Speakers:
Student presentation: Alex Demelo
Title: Monte Carlo simulations of an electronic portal imaging device (EPID) toward error detection in patient dose delivery
Abstract:
In-vivo dosimetry, the measurement of the dose delivered to the patient during treatment, is an important, and in some countries mandatory, part of external beam radiation therapy treatments (EBRT), as it allows delivery errors to be detected. One method of performing in-vivo dosimetry involves using electronic portal imaging devices (EPIDs) to reconstruct 3D patient dose maps from 2D transmitted field measurements. Given their high spatial resolution, fast collection time, and high signal sensitivity, EPIDs are powerful dosimetry tools. However, the conversion of EPID signal into a clinically meaningful quantity is a non-trivial process and is sensitive to the corrections and calibration factors necessary to relate the measured EPID pixel intensities to dose to water. These uncertainties limit the accuracy of EPID dose reconstructions. A proposed solution for the EPID calibration is to combine a detailed Monte Carlo model of the EPID with film measurements of dose inside the EPID panel assembly. While this approach is not clinically feasible in the long term, it provides the most direct validation of EPID response in the lab setting.
In this presentation, an overview of the methods and challenges of performing EPID dosimetry measurements for EBRT will be given. The newly proposed film-based calibration methodology will be described. Preliminary work towards refining this methodology and understanding its applications and limits will be presented.

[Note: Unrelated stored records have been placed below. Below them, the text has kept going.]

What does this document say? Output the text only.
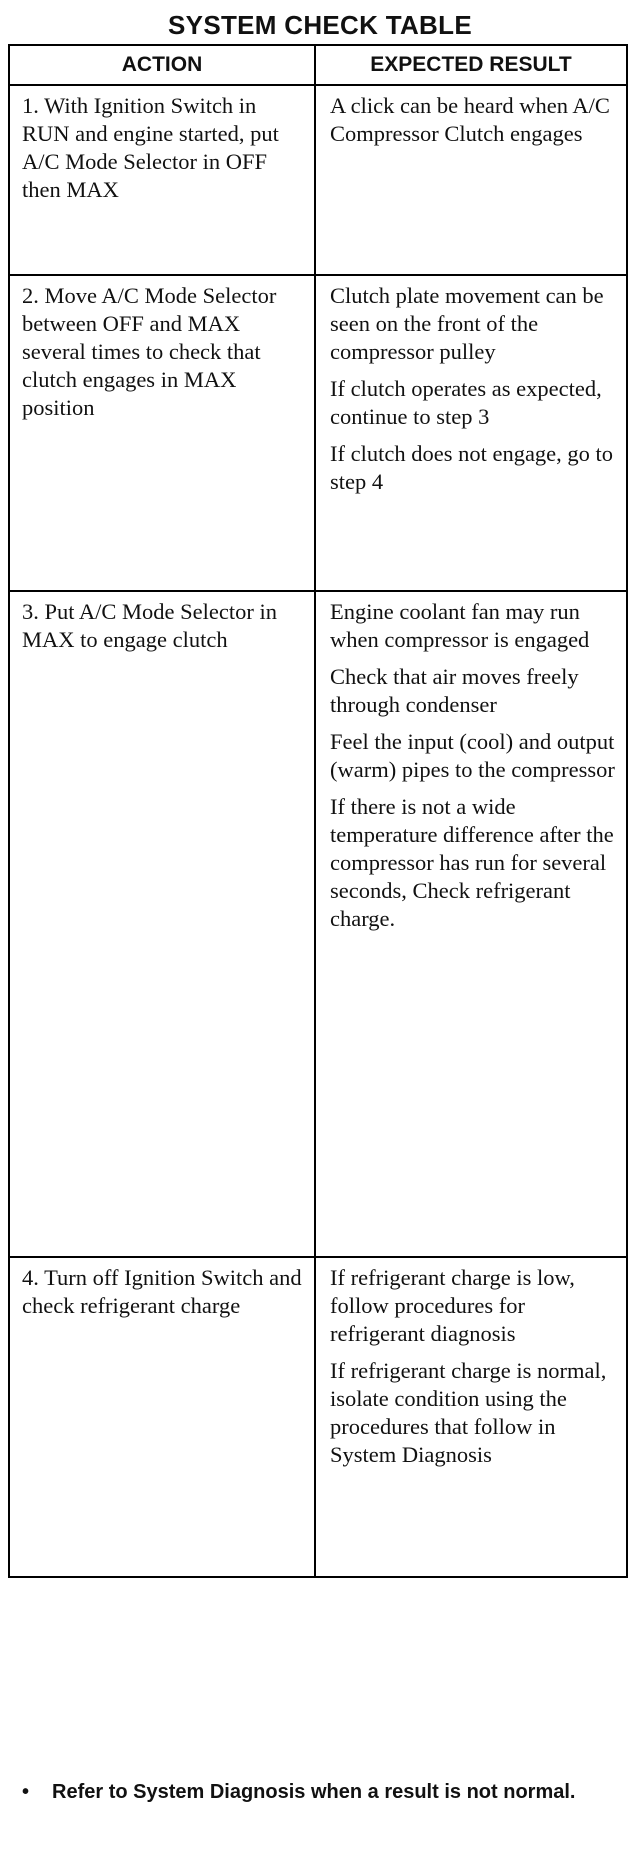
SYSTEM CHECK TABLE
ACTION	EXPECTED RESULT

1. With Ignition Switch in RUN and engine started, put A/C Mode Selector in OFF then MAX	A click can be heard when A/C Compressor Clutch engages

2. Move A/C Mode Selector between OFF and MAX several times to check that clutch engages in MAX position	Clutch plate movement can be seen on the front of the compressor pulley
If clutch operates as expected, continue to step 3
If clutch does not engage, go to step 4

3. Put A/C Mode Selector in MAX to engage clutch	Engine coolant fan may run when compressor is engaged
Check that air moves freely through condenser
Feel the input (cool) and output (warm) pipes to the compressor
If there is not a wide temperature difference after the compressor has run for several seconds, Check refrigerant charge.

4. Turn off Ignition Switch and check refrigerant charge	If refrigerant charge is low, follow procedures for refrigerant diagnosis
If refrigerant charge is normal, isolate condition using the procedures that follow in System Diagnosis
•	Refer to System Diagnosis when a result is not normal.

Member presentation: Richard B. Richardsona,b
aRadiobiology and Health Branch, Chalk River Laboratories, Canadian Nuclear Laboratories, Chalk River, ON, K0J 1J0, Canada.

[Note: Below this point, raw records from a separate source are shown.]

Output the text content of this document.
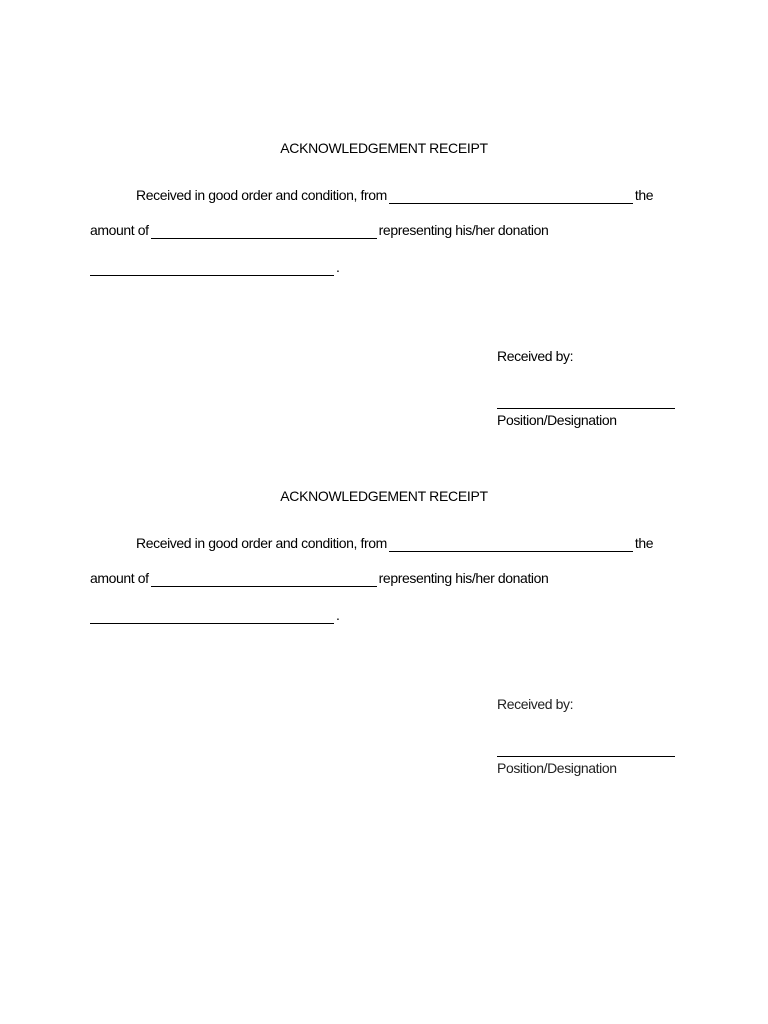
ACKNOWLEDGEMENT RECEIPT
Received in good order and condition, from	the
amount of	representing his/her donation
.
Received by:
Position/Designation
ACKNOWLEDGEMENT RECEIPT
Received in good order and condition, from	the
amount of	representing his/her donation
.
Received by:
Position/Designation
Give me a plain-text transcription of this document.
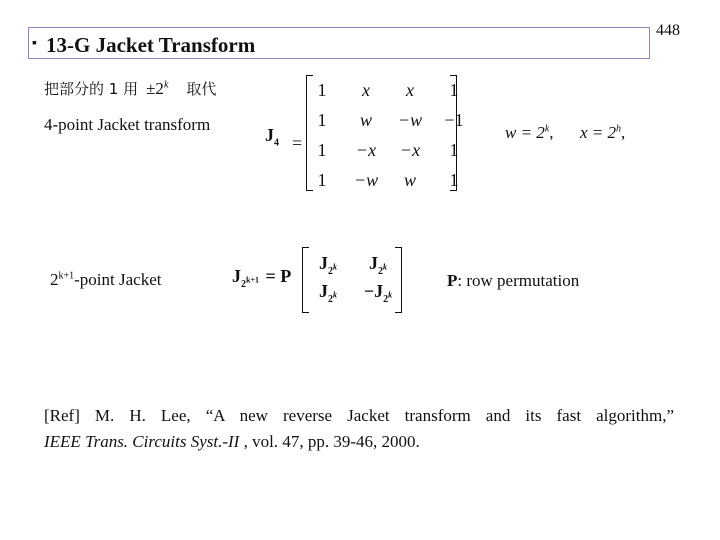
▪ 13-G Jacket Transform
448
把部分的 1 用 $\pm 2^k$ 取代
4-point Jacket transform
$J_4$ =
1	x	x	1
1	w	−w	−1
1	−x	−x	1
1	−w	w	1
$w = 2^k$, $x = 2^h$,
$2^{k+1}$-point Jacket	$J_{2^{k+1}} = P$
$J_{2^k}$	$J_{2^k}$
$J_{2^k}$	$-J_{2^k}$
P: row permutation
[Ref] M. H. Lee, “A new reverse Jacket transform and its fast algorithm,”
IEEE Trans. Circuits Syst.-II , vol. 47, pp. 39-46, 2000.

bMcGill Medical Physics Unit, Cedars Cancer Centre-Glen Site, Montreal, QC, H4A 3J1, Canada.
Title: The Interconnectedness of Oxygen Levels, Inflammation, Other Mediators and Radiation-Induced Cataracts in Astronauts and A-Bomb Survivors
Abstract:
This presentation will first describe cataract development and the main three age-related cataract types. Canada’s expanding role in space exploration will then be outlined and the high radiation doses expected in future missions to the Moon and Mars. Spacecraft atmospheres before 1976 promoted a different cataract type in NASA astronauts to those observed in astronauts on later missions. The reason for this, I postulated in a peer-reviewed publication in 2022, was due to the lens of the eye requiring an optimal ‘Goldilocks’ range of oxygen levels and the radiation oxygen effect. Like astronauts, A‑bomb survivors have significantly higher dose‑related risks of cataracts and other eye disorders; however, both cohorts also exhibit several cataractogenic mediators intermediate risk factors or mediators such as inflammation. A Monte Carlo, Multi-Tissue Eye model was developed to assess the cataract risk to the irradiated lens and non-lens ocular targets of inflammation from electrons, photons, and neutrons. Consequently, by accounting for mediators and non-lens targets, the impact of ionizing radiation on vision impairment may currently be underestimated for Moon and Mars missions — and diagnostic imaging and radiotherapy procedures.